More than 330,000 Medicare recipients affected by MOVEit breach

In the latest disclosures related to a Russian ransomware gang’s exploitation of the popular MOVEit file transfer service, a federal government agency revealed that more than 330,000 Medicare recipients were affected in a leak of sensitive data.

The U.S. Center for Medicare & Medicaid Services (CMS) provides health coverage to more than 160 million people through Medicare, Medicaid, the Children's Health Insurance Program and the Health Insurance Marketplace.

In a notice on Thursday, the organization said it is sending letters to those who may have been impacted by a breach of the corporate network of Maximus Federal Services — a CMS contractor that used Progress Software’s MOVEit Transfer.

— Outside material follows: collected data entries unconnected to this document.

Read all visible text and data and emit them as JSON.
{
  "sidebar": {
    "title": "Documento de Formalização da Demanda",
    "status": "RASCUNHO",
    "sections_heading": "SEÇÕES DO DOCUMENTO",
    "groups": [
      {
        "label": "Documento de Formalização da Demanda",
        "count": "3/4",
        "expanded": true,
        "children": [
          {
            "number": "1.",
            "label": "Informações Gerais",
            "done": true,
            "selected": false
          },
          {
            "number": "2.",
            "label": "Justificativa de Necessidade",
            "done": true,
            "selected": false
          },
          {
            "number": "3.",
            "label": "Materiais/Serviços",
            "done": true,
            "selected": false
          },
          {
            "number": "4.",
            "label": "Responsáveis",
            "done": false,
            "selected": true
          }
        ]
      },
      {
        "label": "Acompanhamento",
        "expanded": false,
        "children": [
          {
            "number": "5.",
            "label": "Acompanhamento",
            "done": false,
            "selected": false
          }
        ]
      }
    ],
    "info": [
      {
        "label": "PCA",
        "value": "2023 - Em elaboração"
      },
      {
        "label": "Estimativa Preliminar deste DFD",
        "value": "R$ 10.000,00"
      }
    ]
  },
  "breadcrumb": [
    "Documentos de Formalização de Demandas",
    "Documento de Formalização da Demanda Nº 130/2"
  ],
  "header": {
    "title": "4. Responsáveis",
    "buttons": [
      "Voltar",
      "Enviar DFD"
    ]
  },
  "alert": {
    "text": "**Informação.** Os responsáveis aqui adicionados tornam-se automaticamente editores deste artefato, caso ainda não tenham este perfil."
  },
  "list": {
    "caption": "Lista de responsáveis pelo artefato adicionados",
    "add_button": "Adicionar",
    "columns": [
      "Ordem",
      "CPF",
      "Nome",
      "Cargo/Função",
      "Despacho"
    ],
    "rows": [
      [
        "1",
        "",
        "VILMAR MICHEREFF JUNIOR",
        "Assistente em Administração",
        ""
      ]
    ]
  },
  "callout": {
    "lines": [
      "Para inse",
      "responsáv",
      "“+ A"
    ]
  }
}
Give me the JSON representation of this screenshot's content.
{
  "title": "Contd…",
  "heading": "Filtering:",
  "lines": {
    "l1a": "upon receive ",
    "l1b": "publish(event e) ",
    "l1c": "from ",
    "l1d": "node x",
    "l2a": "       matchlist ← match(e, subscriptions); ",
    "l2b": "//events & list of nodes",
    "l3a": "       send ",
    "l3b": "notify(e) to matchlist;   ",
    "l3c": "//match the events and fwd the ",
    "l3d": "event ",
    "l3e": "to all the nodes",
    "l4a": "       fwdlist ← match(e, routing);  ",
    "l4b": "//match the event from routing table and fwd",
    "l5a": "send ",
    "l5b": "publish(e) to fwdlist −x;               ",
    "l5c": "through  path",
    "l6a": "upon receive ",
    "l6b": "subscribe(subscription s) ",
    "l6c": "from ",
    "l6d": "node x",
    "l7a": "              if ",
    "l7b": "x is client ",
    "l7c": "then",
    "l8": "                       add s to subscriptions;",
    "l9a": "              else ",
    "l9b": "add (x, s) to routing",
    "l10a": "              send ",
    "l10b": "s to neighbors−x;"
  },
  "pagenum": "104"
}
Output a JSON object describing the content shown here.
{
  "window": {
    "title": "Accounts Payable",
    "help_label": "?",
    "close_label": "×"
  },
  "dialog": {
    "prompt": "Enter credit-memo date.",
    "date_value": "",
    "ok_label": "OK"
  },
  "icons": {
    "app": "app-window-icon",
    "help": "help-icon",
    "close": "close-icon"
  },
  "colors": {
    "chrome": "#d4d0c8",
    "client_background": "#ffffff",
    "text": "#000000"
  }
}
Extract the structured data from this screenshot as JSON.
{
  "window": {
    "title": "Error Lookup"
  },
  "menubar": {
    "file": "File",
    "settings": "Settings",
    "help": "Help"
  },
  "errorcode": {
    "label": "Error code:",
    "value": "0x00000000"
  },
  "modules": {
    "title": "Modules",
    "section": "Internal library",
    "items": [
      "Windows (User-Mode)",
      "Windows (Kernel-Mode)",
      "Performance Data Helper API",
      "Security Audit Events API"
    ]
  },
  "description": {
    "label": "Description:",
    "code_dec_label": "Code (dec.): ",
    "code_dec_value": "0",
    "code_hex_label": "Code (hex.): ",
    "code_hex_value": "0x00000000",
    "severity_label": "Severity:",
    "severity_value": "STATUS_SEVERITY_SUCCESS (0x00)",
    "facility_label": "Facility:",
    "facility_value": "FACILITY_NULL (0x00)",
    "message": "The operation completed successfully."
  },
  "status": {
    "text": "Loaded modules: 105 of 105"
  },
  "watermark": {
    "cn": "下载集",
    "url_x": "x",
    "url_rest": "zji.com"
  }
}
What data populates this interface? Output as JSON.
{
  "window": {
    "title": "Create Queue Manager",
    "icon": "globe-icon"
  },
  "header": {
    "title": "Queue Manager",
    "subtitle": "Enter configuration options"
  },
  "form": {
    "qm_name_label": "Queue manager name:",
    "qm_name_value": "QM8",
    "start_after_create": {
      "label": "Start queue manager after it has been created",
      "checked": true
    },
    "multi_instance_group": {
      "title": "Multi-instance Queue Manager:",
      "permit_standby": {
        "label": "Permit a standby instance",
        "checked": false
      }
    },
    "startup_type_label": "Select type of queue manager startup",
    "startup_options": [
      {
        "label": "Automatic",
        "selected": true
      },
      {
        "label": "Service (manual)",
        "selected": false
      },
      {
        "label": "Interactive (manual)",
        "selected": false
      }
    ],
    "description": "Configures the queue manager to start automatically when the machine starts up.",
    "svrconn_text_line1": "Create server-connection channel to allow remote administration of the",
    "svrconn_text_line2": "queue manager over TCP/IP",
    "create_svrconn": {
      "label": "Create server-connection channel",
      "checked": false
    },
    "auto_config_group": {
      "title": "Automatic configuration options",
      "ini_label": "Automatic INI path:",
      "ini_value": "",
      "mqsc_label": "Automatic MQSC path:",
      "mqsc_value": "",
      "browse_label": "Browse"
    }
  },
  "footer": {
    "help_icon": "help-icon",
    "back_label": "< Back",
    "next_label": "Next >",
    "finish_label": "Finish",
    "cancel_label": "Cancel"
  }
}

The information accessed includes:

• Names
• Social Security numbers
• Addresses
• Dates of birth
• Phone numbers
• Medicare Beneficiary Identifiers (MBI) or Health
• Insurance Claim Numbers
• Driver’s License Numbers and State Identification
• Numbers
• Medical History/Notes (including medical record/account numbers, conditions, diagnoses, dates of service, images, treatments, etc.)
• Healthcare Provider and Prescription Information
• Health Insurance Claims and Policy/Subscriber Information

“CMS and Maximus Federal Services are notifying people with Medicare whose [personal identifiable information] may have been exposed that they are being offered free-of-charge credit monitoring services for 24 months,” they said.

“This notification also contains information about how impacted individuals can obtain a free credit report, and, for those individuals whose Medicare Beneficiary Identifier number may have been impacted, information on receiving a new Medicare card with a new number.”

CMS provided a sample of the letter, which explains that Maximus “is among many organizations in the United States that have been impacted by the MOVEit vulnerability.”

They reiterated that no CMS systems were compromised and only copies of files that were saved in the Maximus MOVEit application were accessed from May 27 through May 31. Maximus informed CMS of the breach on June 2.

Maximus, an IT firm that also provides services to U.S. student loan servicers and other government programs, confirmed in July that the information of up to 10 million people may have been accessed by hackers exploiting a MOVEit vulnerability in a regulatory filing with the U.S. Securities and Exchange Commission (SEC).

Hundreds of critical organizations across the globe reported widespread theft of data by Clop, a Russian-speaking ransomware gang with a proven track record of exploiting bugs in file transfer software.

More than five months since the vulnerability was announced, companies continue to notify state and federal regulators of breaches related to the incident as investigations continue.

Just last week, the state of Maine confirmed that more than 1.3 million people were affected by the incident because multiple departments used the MOVEit tool.

Security firm Emsisoft estimates that more than 62 million people and 2,000 organizations were affected by the MOVEit breaches. One of the lawyers for a class action suit against Progress Software previously told Recorded Future News that the breach was a “cybersecurity disaster of staggering proportions.”

Progress Software said last month that it is facing 58 class action lawsuits as well as federal, state and international investigations.

Emsisoft threat analyst Brett Callow, a cybersecurity expert who has tracked the MOVEit disclosures for months, said the breach is a prime example of why efforts by U.S. cybersecurity officials to promote the “Secure By Design” initiative — a concept in which cybersecurity is baked into all parts of the technology chain — are “absolutely critical to helping to make organizations less vulnerable.”

“The massive number of victims combined with the sensitivity of the data that was exposed, means this is likely one of the most significant incidents of all time and it illustrates that security can be really hard and that even organizations with mature cybersecurity and robust protocols in place can be blindsided by supply chain attacks,” he said.

“There are lots of takeaways from the incident, but perhaps the most important is that we really need to focus on ensuring that software is more secure. At the end of the day, attacks like those on the MOVEit platform will always be very hard to defend against. The key is ensuring that organizations don’t need to defend against them because the software they’re using is secure.”